The -20.0 option isn't viewable. It's checked, but it's hidden along with all the other options. The only option under Filters that is visible is the "Text to add to the subject header" one.
 

mambovince

Well-Known Member
Jan 15, 2005
193
0
166
London, UK
I think if you check the option:

Reject mail at SMTP time if the spam score from spamassassin is greater than 20.0.

Exim will just reject a message if its spam score is greater than 20.

If you check:

Reject mail with a failure message if the spam score from spamassassin is greater than 20.0.

this is when a rejection notice is sent back to the sender. I would not recommend checking this option.
Many thanks for that tip.
Now I know why user cpanel is the top email relayer with hundreds of messages sent in a few days, and over 100MB :(

- Vince
 

bsasninja

Well-Known Member
Sep 2, 2004
527
0
166
the following lines exist in the /etc/cpanel_exim_system_filter which causes the bounce back:



remove the above line and it should be alright for you.

Yes that´s true, imagine a spammer sending spam with real forged addresses, all the bounces back with the notification will return to the poor user.
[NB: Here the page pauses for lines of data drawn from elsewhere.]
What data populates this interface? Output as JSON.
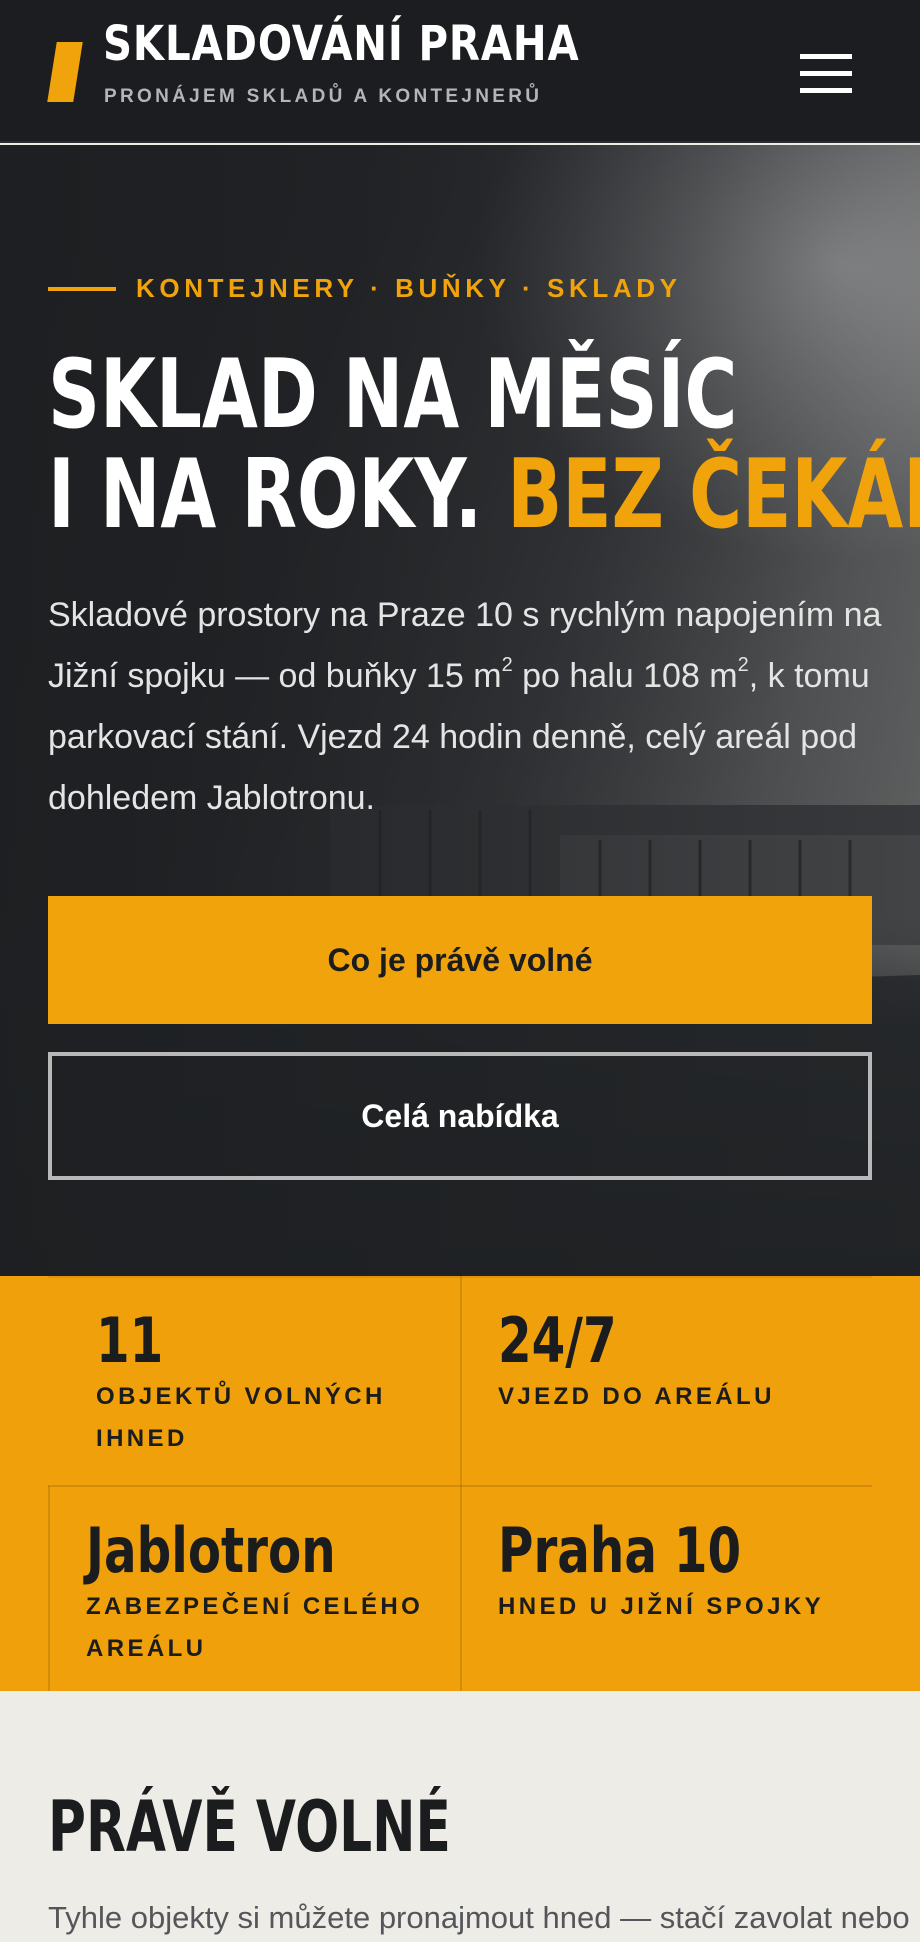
{
  "header": {
    "brand_title": "SKLADOVÁNÍ PRAHA",
    "brand_subtitle": "PRONÁJEM SKLADŮ A KONTEJNERŮ",
    "menu_icon": "hamburger-menu-icon"
  },
  "hero": {
    "eyebrow": "KONTEJNERY · BUŇKY · SKLADY",
    "title_line1": "SKLAD NA MĚSÍC",
    "title_line2_plain": "I NA ROKY.",
    "title_line2_accent": "BEZ ČEKÁNÍ.",
    "text_part1": "Skladové prostory na Praze 10 s rychlým napojením na Jižní spojku — od buňky 15 m",
    "text_sup1": "2",
    "text_part2": " po halu 108 m",
    "text_sup2": "2",
    "text_part3": ", k tomu parkovací stání. Vjezd 24 hodin denně, celý areál pod dohledem Jablotronu.",
    "primary_button": "Co je právě volné",
    "secondary_button": "Celá nabídka"
  },
  "stats": [
    {
      "value": "11",
      "label": "OBJEKTŮ VOLNÝCH IHNED"
    },
    {
      "value": "24/7",
      "label": "VJEZD DO AREÁLU"
    },
    {
      "value": "Jablotron",
      "label": "ZABEZPEČENÍ CELÉHO AREÁLU"
    },
    {
      "value": "Praha 10",
      "label": "HNED U JIŽNÍ SPOJKY"
    }
  ],
  "available": {
    "title": "PRÁVĚ VOLNÉ",
    "text": "Tyhle objekty si můžete pronajmout hned — stačí zavolat nebo"
  },
  "colors": {
    "accent": "#f0a30a",
    "header_bg": "#1c1d20",
    "page_bg": "#eeece7"
  }
}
I recommend to have this option off, also It´ll save bandwidth and cpu time.
 

cPanelDavidG

Technical Product Specialist
Nov 29, 2006
11,216
11
313
Houston, TX
cPanel Access Level
Root Administrator
The -20.0 option isn't viewable. It's checked, but it's hidden along with all the other options. The only option under Filters that is visible is the "Text to add to the subject header" one.
That's not supposed to happen. Considering the nature of your problem, I'd recommend submitting a support ticket regarding this issue so it can be determined why that is happening.
 

tweakservers

Well-Known Member
Mar 30, 2006
379
0
166
What version of cPanel 11 and exim you are running on your server?